In our final module, students were given the opportunity to engage in the Better Angel’s style of debate. Of the three modules, all students were the most enthusiastic about this work. This enthusiasm was evidenced by student’s responses to the material, and a request to extend the debate module from two weeks to three weeks, a request I was able to fulfill. During our three weeks, we had one week of mock debates to have students get used to the debate structure, and especially to practice the structure of addressing a chair for questions, comments, or responses. After our mock debates, we took a class period to brainstorm a number of topics for debate, which students populated and selected from. To help give the students ideas, I borrowed from a list of debate topics from procon.com, was well as allowing students to bring in their own ideas about what to debate about. Once the topics were selected (8 total) we held a series of debates, two per class session, over the next six classes. Our topics ranged and shifted, from debates about drug legalization, to lowering the voting age, to the ethics of genetic testing and genetic modification.

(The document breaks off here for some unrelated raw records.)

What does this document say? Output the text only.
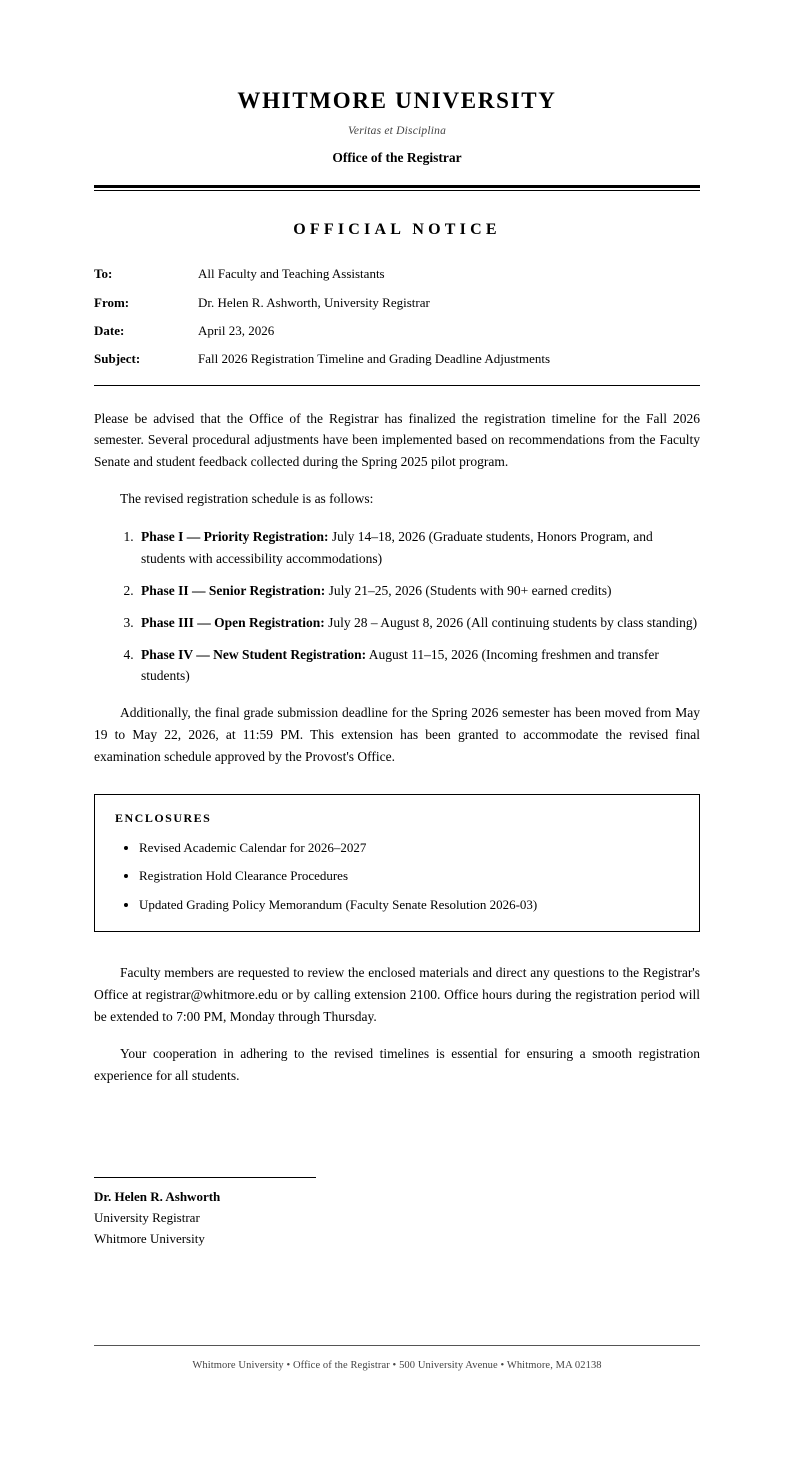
WHITMORE UNIVERSITY
Veritas et Disciplina
Office of the Registrar
OFFICIAL NOTICE
To:	All Faculty and Teaching Assistants
From:	Dr. Helen R. Ashworth, University Registrar
Date:	April 23, 2026
Subject:	Fall 2026 Registration Timeline and Grading Deadline Adjustments

Please be advised that the Office of the Registrar has finalized the registration timeline for the Fall 2026 semester. Several procedural adjustments have been implemented based on recommendations from the Faculty Senate and student feedback collected during the Spring 2025 pilot program.

The revised registration schedule is as follows:

1. Phase I — Priority Registration: July 14–18, 2026 (Graduate students, Honors Program, and students with accessibility accommodations)
2. Phase II — Senior Registration: July 21–25, 2026 (Students with 90+ earned credits)
3. Phase III — Open Registration: July 28 – August 8, 2026 (All continuing students by class standing)
4. Phase IV — New Student Registration: August 11–15, 2026 (Incoming freshmen and transfer students)

Additionally, the final grade submission deadline for the Spring 2026 semester has been moved from May 19 to May 22, 2026, at 11:59 PM. This extension has been granted to accommodate the revised final examination schedule approved by the Provost's Office.

ENCLOSURES
• Revised Academic Calendar for 2026–2027
• Registration Hold Clearance Procedures
• Updated Grading Policy Memorandum (Faculty Senate Resolution 2026-03)

Faculty members are requested to review the enclosed materials and direct any questions to the Registrar's Office at registrar@whitmore.edu or by calling extension 2100. Office hours during the registration period will be extended to 7:00 PM, Monday through Thursday.

Your cooperation in adhering to the revised timelines is essential for ensuring a smooth registration experience for all students.

Dr. Helen R. Ashworth
University Registrar
Whitmore University
Whitmore University • Office of the Registrar • 500 University Avenue • Whitmore, MA 02138
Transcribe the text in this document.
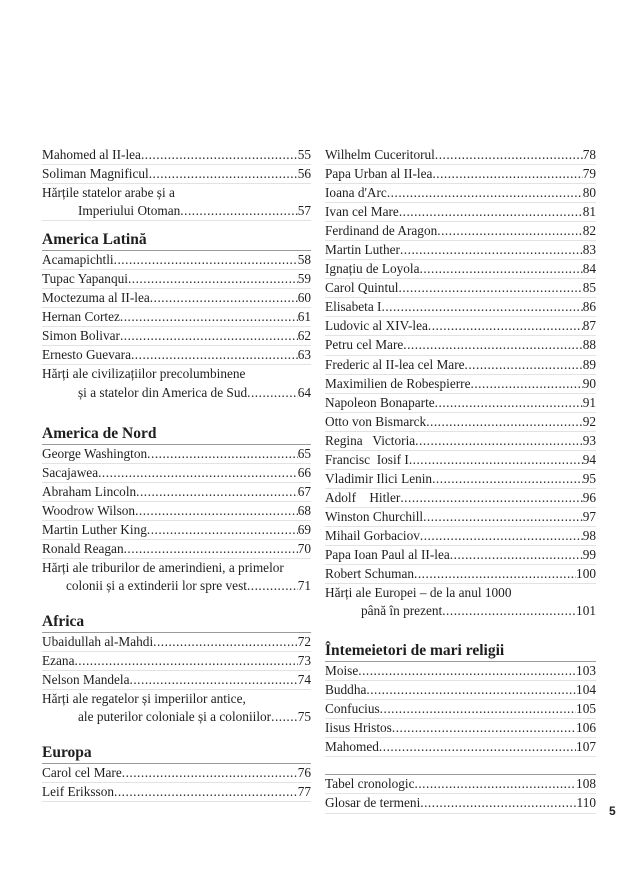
Mahomed al II-lea .....	55
Soliman Magnificul .....	56
Hărțile statelor arabe și a
Imperiului Otoman .....	57
America Latină
Acamapichtli .....	58
Tupac Yapanqui .....	59
Moctezuma al II-lea .....	60
Hernan Cortez .....	61
Simon Bolivar .....	62
Ernesto Guevara .....	63
Hărți ale civilizațiilor precolumbinene
și a statelor din America de Sud .....	64
America de Nord
George Washington .....	65
Sacajawea .....	66
Abraham Lincoln .....	67
Woodrow Wilson .....	68
Martin Luther King .....	69
Ronald Reagan .....	70
Hărți ale triburilor de amerindieni, a primelor
colonii și a extinderii lor spre vest .....	71
Africa
Ubaidullah al-Mahdi .....	72
Ezana .....	73
Nelson Mandela .....	74
Hărți ale regatelor și imperiilor antice,
ale puterilor coloniale și a coloniilor ..... 75
Europa
Carol cel Mare .....	76
Leif Eriksson .....	77
Wilhelm Cuceritorul .....	78
Papa Urban al II-lea .....	79
Ioana d'Arc .....	80
Ivan cel Mare .....	81
Ferdinand de Aragon .....	82
Martin Luther .....	83
Ignațiu de Loyola .....	84
Carol Quintul .....	85
Elisabeta I .....	86
Ludovic al XIV-lea .....	87
Petru cel Mare .....	88
Frederic al II-lea cel Mare .....	89
Maximilien de Robespierre .....	90
Napoleon Bonaparte .....	91
Otto von Bismarck .....	92
Regina   Victoria .....	93
Francisc  Iosif I .....	94
Vladimir Ilici Lenin .....	95
Adolf    Hitler .....	96
Winston Churchill .....	97
Mihail Gorbaciov .....	98
Papa Ioan Paul al II-lea .....	99
Robert Schuman .....	100
Hărți ale Europei – de la anul 1000
până în prezent .....	101
Întemeietori de mari religii
Moise .....	103
Buddha .....	104
Confucius .....	105
Iisus Hristos .....	106
Mahomed .....	107
Tabel cronologic .....	108
Glosar de termeni .....	110
5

The debate module ended up being the most successful of the modules, from a pedagogical perspective. What was most fascinating to see, from a teacher’s perspective, was how students grappled with understanding and describing their ideas and beliefs about the different topics we covered. As students worked to formulate their ideas, and then translate to talking, it was plain to see their thinking at work. Students struggled with formulating their positions, and for many students, the starting act of even thinking about their position was the most valuable aspect of the exercise. Many of the students openly admitted that they had never given their perspectives much thought, and were pleasantly challenged to consider what they believed and how they came to their beliefs. Another encouraging aspect of participation was watching students who sometimes did not talk during class be willing to step up and make a statement about a topic. These students often described their appreciation for the debate chair as a support not only in formulating the ideas, but in helping with questions. The added layer of the chair provided a degree of safety, as well as to dispel some of the tension around tough questions.
As I begin the planning for another semester of this course, I am thinking very deeply about the polarization that continues to confront our country. I am planning on continuing to bring elements of the Better Angels curriculum to my college courses, in the hopes that new freshmen students will begin early on to develop their capacities for engaging in ideas and with people across differences. I see this as a key skill for people in general, and future teachers in particular. An early start to building these skills is key, and I am excited about bringing this learning to my future students.